Al instante en que este rugido resonó, la expresión de la Vieja Patriarca del Cielo y la Tierra de la Familia Bai cambió drásticamente. Su respiración se aceleró, luchando contra la tensión; su velocidad aumentó exponencialmente, apareciendo frente a Bai Xiaocun, elevando el pie derecho para agarrarlo.
Bai Xiaocun no estaba a la zaga en velocidad. Al mismo tiempo que la Vieja Patriarca del Cielo y la Tierra de la Familia Bai pisaba su pie, extendió su velocidad al máximo, retrocediendo con un rugido. Incluso movió su mente para no romper la estaca de alma cristalina; en cambio, sus cuatro cuerpos secundarios reaparecieron frente a él, bloqueando con toda fuerza.
El rugido retumbó una vez más al cielo y tierra. Los cuatro cuerpos secundarios de Bai Xiaocun expulsaron sangre, estaban al borde del colapso, y se disiparon en forma de luz blanca que regresó a su cuerpo principal, aunque esto le proporcionó un tiempo precioso para activar su Condena de la Muerte.
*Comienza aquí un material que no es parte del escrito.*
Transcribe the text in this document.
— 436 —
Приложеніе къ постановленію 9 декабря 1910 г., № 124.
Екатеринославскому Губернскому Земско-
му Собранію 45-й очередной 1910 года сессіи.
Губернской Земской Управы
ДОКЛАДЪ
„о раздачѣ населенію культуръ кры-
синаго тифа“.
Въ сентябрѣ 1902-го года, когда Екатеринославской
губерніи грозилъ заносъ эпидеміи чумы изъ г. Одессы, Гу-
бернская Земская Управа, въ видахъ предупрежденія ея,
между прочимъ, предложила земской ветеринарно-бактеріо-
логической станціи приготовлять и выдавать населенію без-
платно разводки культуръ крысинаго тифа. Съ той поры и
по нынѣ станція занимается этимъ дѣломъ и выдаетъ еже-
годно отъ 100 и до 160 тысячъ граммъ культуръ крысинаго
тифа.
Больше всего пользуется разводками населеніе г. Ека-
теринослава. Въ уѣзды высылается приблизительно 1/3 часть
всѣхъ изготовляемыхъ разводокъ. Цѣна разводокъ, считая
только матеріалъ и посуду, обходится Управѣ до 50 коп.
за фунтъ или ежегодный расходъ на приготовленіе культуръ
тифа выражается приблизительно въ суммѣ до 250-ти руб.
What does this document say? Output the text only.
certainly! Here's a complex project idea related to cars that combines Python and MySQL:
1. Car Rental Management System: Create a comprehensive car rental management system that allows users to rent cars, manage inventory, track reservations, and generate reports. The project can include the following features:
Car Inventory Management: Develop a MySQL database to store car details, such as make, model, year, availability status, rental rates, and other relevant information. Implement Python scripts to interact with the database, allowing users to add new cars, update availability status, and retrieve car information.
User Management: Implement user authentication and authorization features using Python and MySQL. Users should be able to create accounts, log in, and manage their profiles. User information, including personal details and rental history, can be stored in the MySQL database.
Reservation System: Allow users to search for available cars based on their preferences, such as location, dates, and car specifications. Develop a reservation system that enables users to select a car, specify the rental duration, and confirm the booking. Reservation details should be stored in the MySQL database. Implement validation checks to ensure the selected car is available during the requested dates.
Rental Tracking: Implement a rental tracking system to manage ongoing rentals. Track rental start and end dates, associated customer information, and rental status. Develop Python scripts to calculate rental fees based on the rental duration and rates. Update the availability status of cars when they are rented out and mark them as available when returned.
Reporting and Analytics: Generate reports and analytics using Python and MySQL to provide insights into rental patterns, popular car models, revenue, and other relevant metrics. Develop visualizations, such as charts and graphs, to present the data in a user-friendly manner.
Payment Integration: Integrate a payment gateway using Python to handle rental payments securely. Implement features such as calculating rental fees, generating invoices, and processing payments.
En el mismo instante en que las manos de la Vieja Patriarca del Cielo y la Tierra de la Familia Bai cayeron, el cuerpo de Bai Xiaocun se descompuso instantáneamente. La mirada fría de la Vieja Patriarca del Cielo y la Tierra de la Familia Bai se hizo visible cuando levantó la vista hacia el vacío.
"¡Ve a aparecerte!"
Con una sola palabra, reemplazando la voluntad divina, la presión de su mirada causó que esa región de nada emitiera una silueta. Cuando apareció, un hilo de sangre salió de su comisura de labios, y su cabeza se volvió loca; en ese momento, el espacio alrededor se desmoronó, haciendo crujidos mientras parecía que la tierra y el cielo se comprimían juntos, a punto de destruirse. Sin embargo, un brillo apareció en los ojos de Bai Xiaocun.
Porque justo cuando apareció su silueta, una chispa dorada surgió del cielo remoto, avanzando rápidamente; cerca, parecía que se desplazaba a velocidad instantánea, atravesando el espacio vacío ocupado por la Vieja Patriarca del Cielo y la Tierra de la Familia Bai en un instante. ¡Puf! Apareció frente a Bai Xiaocun.
Era una pulsera dorada llena de chispas.
Esta pulsera llevaba un brillo que parecía verter chispas, y tenía una expresión aguda, haciendo que la cara de la vieja pareciera fría. Su mirada contenía una intención afilada, como si quisiera penetrar el cuerpo exterior e incluso las pensamientos interiores de Bai Xiaocun.
"Vete conmigo, desde ahora tu vida no será tuya, sino del Rey." La Vieja Patriarca del Cielo y la Tierra de la Familia Bai habló con una voz fría. No mencionó el Alma del Cielo; este objeto pertenecía a la Familia Bai, así que no quería involucrarse demasiado.
A medida que la Vieja Patriarca del Cielo y la Tierra de la Familia Bai se alejaba, el universo volvió al silencio. El trueno desapareció, los relámpagos ocultos, el espacio-tiempo regresó a la normalidad. Bai Xiaocun suspiró de alivio en su corazón, pero mantuvo la mano apretada en torno a la estaca de alma cristalina, vigilando con atención a la Vieja Patriarca del Cielo y la Tierra de la Familia Bai.
La Vieja Patriarca del Cielo y la Tierra de la Familia Bai miró hacia el lugar donde había ido la Vieja Patriarca del Cielo y la Tierra de la Familia Bai, tardó un largo momento en girarse, su mirada como rayos de luz sobre Bai Xiaocun.
El viejo era esbelto, con un hocico aguzado, lo que daba a su rostro una expresión fría. Sus ojos contenían una intención afilada, parecía querer ver a través del cuerpo y hasta las pensamientos interiores de Bai Xiaocun.
"Vete conmigo, desde ahora tu vida no será tuya, sino del Rey." La Vieja Patriarca del Cielo y la Tierra de la Familia Bai habló fríamente. Sin mencionar el Alma del Cielo, no quería involucrarse demasiado en este asunto.